Saturday, July 25, 2015
Tears. . .
Today we commemorate Mary of Magdala, about whom we know something and of whom much more has been speculated over history. Sometime in the 4th century Mary Magdalene was equated with the sinful woman, the prostitute, who anointed Jesus’ feet, in Luke 7 and Mary of Bethany, sister of Martha and Lazarus, who also anointed Jesus’ feet as John 11 tells us. This added to how Scripture describes her by name as the woman whom Jesus delivered from demons (Luke 8 and Mark 16).
Other modern voices have gone much further, describing Mary as the lover or even wife of Jesus who bore Him the holy grail, a daughter named Sarah. One wag even thinks Mary is the beloved disciple. So who is Mary? The East rejected such characterizations. It is best if we left her as Scripture declared her, the woman relieved of her demons whose tears graced both the crucifixion and death of Jesus and the resurrection encounter with our Lord whom she mistook at first as merely a gardener. She is named a dozen or so times in Scripture making her a prominent character in the story of the Gospel.
There is no need to enlarge her in death. Her story is compelling enough as it is. She was present at the beginning of Christ’s ministry. What compels us most of all were her tears. Mary followed Jesus to the cross and her tears fell as He bore the sins of the world alone, her sins, too. She shed her tears at the suffering beyond agony and then at the death which might have appeared to her to have been merciful, a quick end to His pain. But her tears led her to the Garden of the Tomb and to the missing body of Jesus which only magnified her sorrow.
Then when tears of sorrow had already swelled her eyes and left her body to ache in the pain of Christ’s loss, she cried anew at the voice that called her by name and surprised her with the resurrection.
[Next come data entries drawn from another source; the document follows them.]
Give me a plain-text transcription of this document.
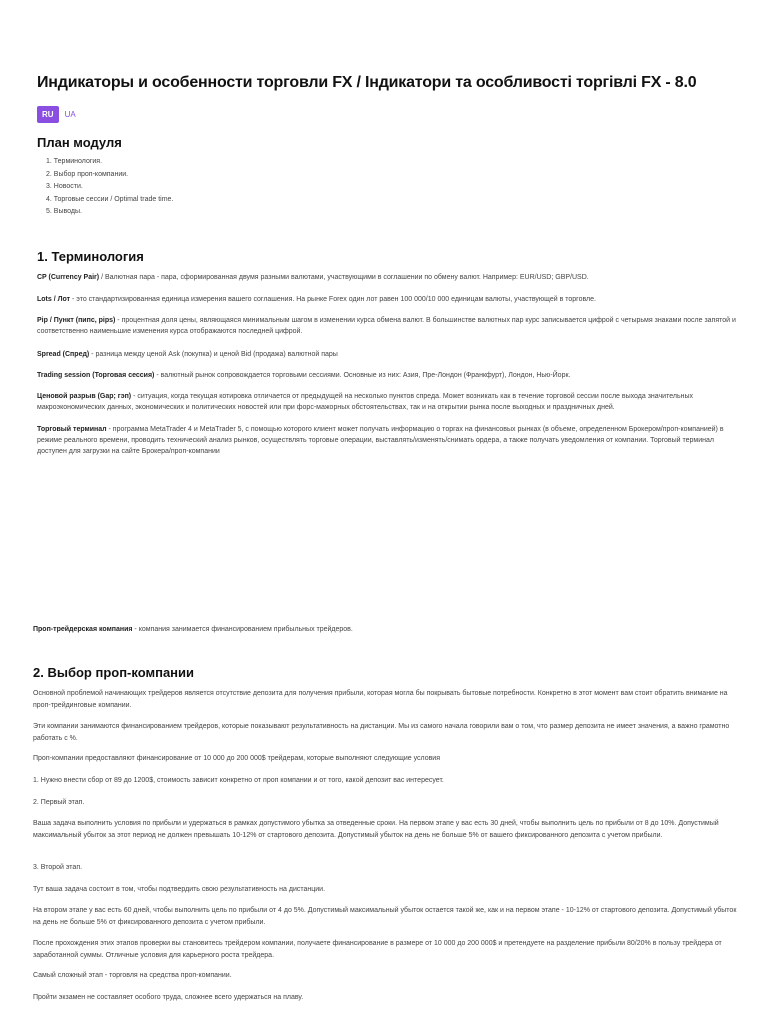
Индикаторы и особенности торговли FX / Індикатори та особливості торгівлі FX - 8.0
RU	UA
План модуля
1. Терминология.
2. Выбор проп-компании.
3. Новости.
4. Торговые сессии / Optimal trade time.
5. Выводы.
1. Терминология
CP (Currency Pair) / Валютная пара - пара, сформированная двумя разными валютами, участвующими в соглашении по обмену валют. Например: EUR/USD; GBP/USD.
Lots / Лот - это стандартизированная единица измерения вашего соглашения. На рынке Forex один лот равен 100 000/10 000 единицам валюты, участвующей в торговле.
Pip / Пункт (пипс, pips) - процентная доля цены, являющаяся минимальным шагом в изменении курса обмена валют. В большинстве валютных пар курс записывается цифрой с четырьмя знаками после запятой и соответственно наименьшие изменения курса отображаются последней цифрой.
Spread (Спред) - разница между ценой Ask (покупка) и ценой Bid (продажа) валютной пары
Trading session (Торговая сессия) - валютный рынок сопровождается торговыми сессиями. Основные из них: Азия, Пре-Лондон (Франкфурт), Лондон, Нью-Йорк.
Ценовой разрыв (Gap; гэп) - ситуация, когда текущая котировка отличается от предыдущей на несколько пунктов спреда. Может возникать как в течение торговой сессии после выхода значительных макроэкономических данных, экономических и политических новостей или при форс-мажорных обстоятельствах, так и на открытии рынка после выходных и праздничных дней.
Торговый терминал - программа MetaTrader 4 и MetaTrader 5, с помощью которого клиент может получать информацию о торгах на финансовых рынках (в объеме, определенном Брокером/проп-компанией) в режиме реального времени, проводить технический анализ рынков, осуществлять торговые операции, выставлять/изменять/снимать ордера, а также получать уведомления от компании. Торговый терминал доступен для загрузки на сайте Брокера/проп-компании
Проп-трейдерская компания - компания занимается финансированием прибыльных трейдеров.
2. Выбор проп-компании
Основной проблемой начинающих трейдеров является отсутствие депозита для получения прибыли, которая могла бы покрывать бытовые потребности. Конкретно в этот момент вам стоит обратить внимание на проп-трейдинговые компании.
Эти компании занимаются финансированием трейдеров, которые показывают результативность на дистанции. Мы из самого начала говорили вам о том, что размер депозита не имеет значения, а важно грамотно работать с %.
Проп-компании предоставляют финансирование от 10 000 до 200 000$ трейдерам, которые выполняют следующие условия
1. Нужно внести сбор от 89 до 1200$, стоимость зависит конкретно от проп компании и от того, какой депозит вас интересует.
2. Первый этап.
Ваша задача выполнить условия по прибыли и удержаться в рамках допустимого убытка за отведенные сроки. На первом этапе у вас есть 30 дней, чтобы выполнить цель по прибыли от 8 до 10%. Допустимый максимальный убыток за этот период не должен превышать 10-12% от стартового депозита. Допустимый убыток на день не больше 5% от вашего фиксированного депозита с учетом прибыли.
3. Второй этап.
Тут ваша задача состоит в том, чтобы подтвердить свою результативность на дистанции.
На втором этапе у вас есть 60 дней, чтобы выполнить цель по прибыли от 4 до 5%. Допустимый максимальный убыток остается такой же, как и на первом этапе - 10-12% от стартового депозита. Допустимый убыток на день не больше 5% от фиксированного депозита с учетом прибыли.
После прохождения этих этапов проверки вы становитесь трейдером компании, получаете финансирование в размере от 10 000 до 200 000$ и претендуете на разделение прибыли 80/20% в пользу трейдера от заработанной суммы. Отличные условия для карьерного роста трейдера.
Самый сложный этап - торговля на средства проп-компании.
Пройти экзамен не составляет особого труда, сложнее всего удержаться на плаву.
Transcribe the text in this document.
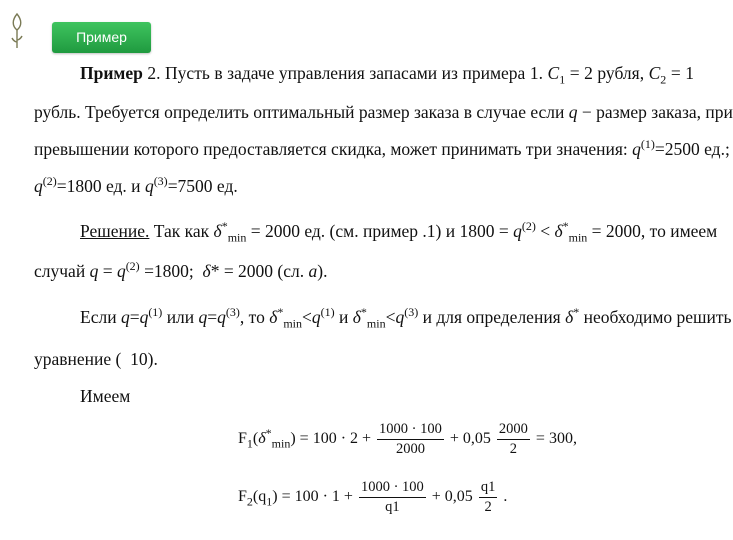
Пример
Пример 2. Пусть в задаче управления запасами из примера 1. $C_1 = 2$ рубля, $C_2 = 1$
рубль. Требуется определить оптимальный размер заказа в случае если q − размер заказа, при
превышении которого предоставляется скидка, может принимать три значения: $q^{(1)}=2500$ ед.;
$q^{(2)}=1800$ ед. и $q^{(3)}=7500$ ед.
Решение. Так как $\delta^*_{min} = 2000$ ед. (см. пример .1) и $1800 = q^{(2)} < \delta^*_{min} = 2000$, то имеем
случай $q = q^{(2)} =1800$; δ* = 2000 (сл. a).
Если $q=q^{(1)}$ или $q=q^{(3)}$, то $\delta^*_{min}<q^{(1)}$ и $\delta^*_{min}<q^{(3)}$ и для определения δ* необходимо решить
уравнение ( 10).
Имеем
$F_1(\delta^*_{min}) = 100 \cdot 2 + \frac{1000 \cdot 100}{2000} + 0,05 \frac{2000}{2} = 300$,
$F_2(q_1) = 100 \cdot 1 + \frac{1000 \cdot 100}{q1} + 0,05 \frac{q1}{2}$ .
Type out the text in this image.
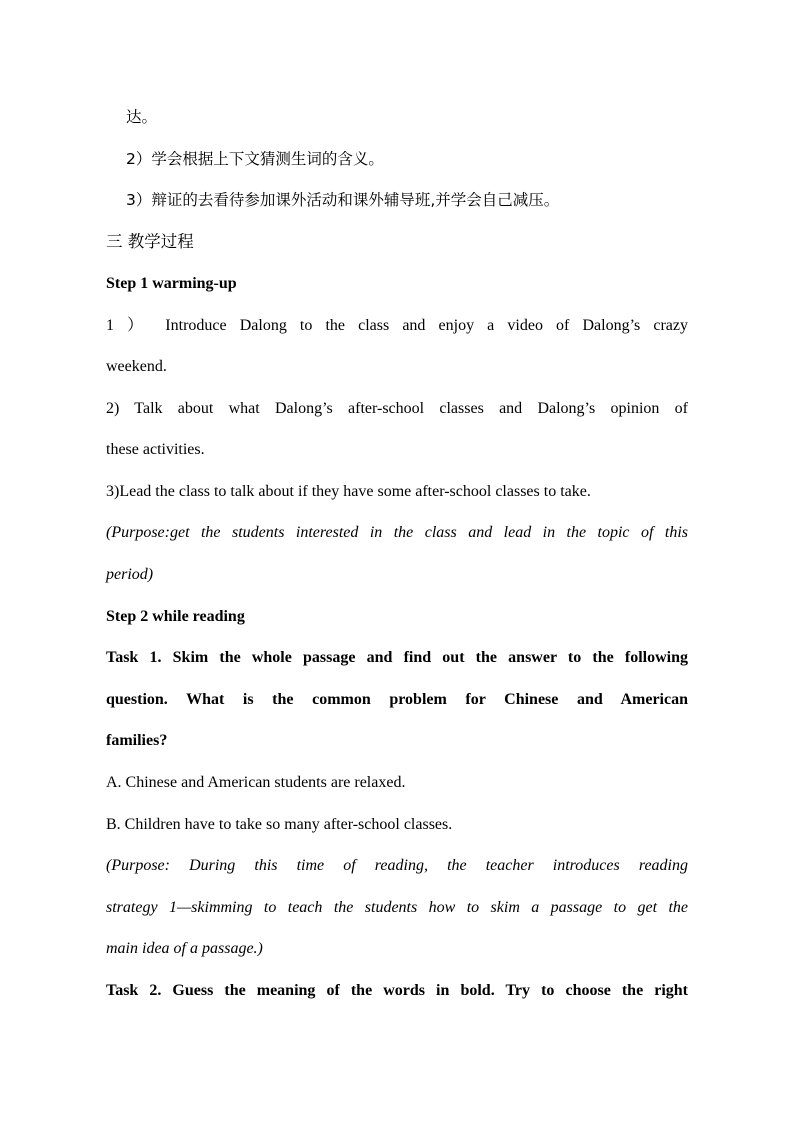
达。
2）学会根据上下文猜测生词的含义。
3）辩证的去看待参加课外活动和课外辅导班,并学会自己减压。
三 教学过程
Step 1 warming-up
1 ） Introduce Dalong to the class and enjoy a video of Dalong’s crazy
weekend.
2) Talk about what Dalong’s after-school classes and Dalong’s opinion of
these activities.
3)Lead the class to talk about if they have some after-school classes to take.
(Purpose:get the students interested in the class and lead in the topic of this
period)
Step 2 while reading
Task 1. Skim the whole passage and find out the answer to the following
question. What is the common problem for Chinese and American
families?
A. Chinese and American students are relaxed.
B. Children have to take so many after-school classes.
(Purpose: During this time of reading, the teacher introduces reading
strategy 1—skimming to teach the students how to skim a passage to get the
main idea of a passage.)
Task 2. Guess the meaning of the words in bold. Try to choose the right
She might not have thought she had tears left until Jesus showed Himself to her and sent her forth, forgiven and charged as witness to salvation. For she met in Jesus the One who loved her enough to save her, who kept His promises to her, and taught her to love Him.
So it is for us. You cannot love Jesus with tears of joy until you shed the tears of sorrow over His death for your sins. It is the pattern of repentance that gives birth to hope. We despair of our sin until we cannot live with them any longer. Jesus takes those sins and cleanses us from them with His own shed blood. And then when we think we can shed no more tears, He teaches us tears of joy. He died for you and bore your sins on the cross. He laid in the cold dark grave for you. He marched into hell to proclaim His victory for you. He rose again that you might rise from regret to rejoice in the new life now yours by grace.
Mary’s tears signal the path of repentance and faith. In loss and in hope, from sin to righteousness, to death and for life. Christ lived and died and rose for you. Not for humanity in general but for you, for your sins, for your redemption, and for your eternal life. Not for principle or ideology but for your face, sinner, and for your grave, walking dead, and for your life, O born again.
Today we pray that God may teach us the tears of Mary in repentance over sin, in awe of the love strong enough to die for ornery sinners, and in the joy of eternal life that allows us to flaunt death, to triumph over the grave, and to live forever. Weep for your sins in repentance and weep for joy that Christ has born your sins and delivered you from death. Lord, teach us the tears of faith, that like Mary, we may follow You to the cross for sin and to the empty tomb of everlasting life. Amen.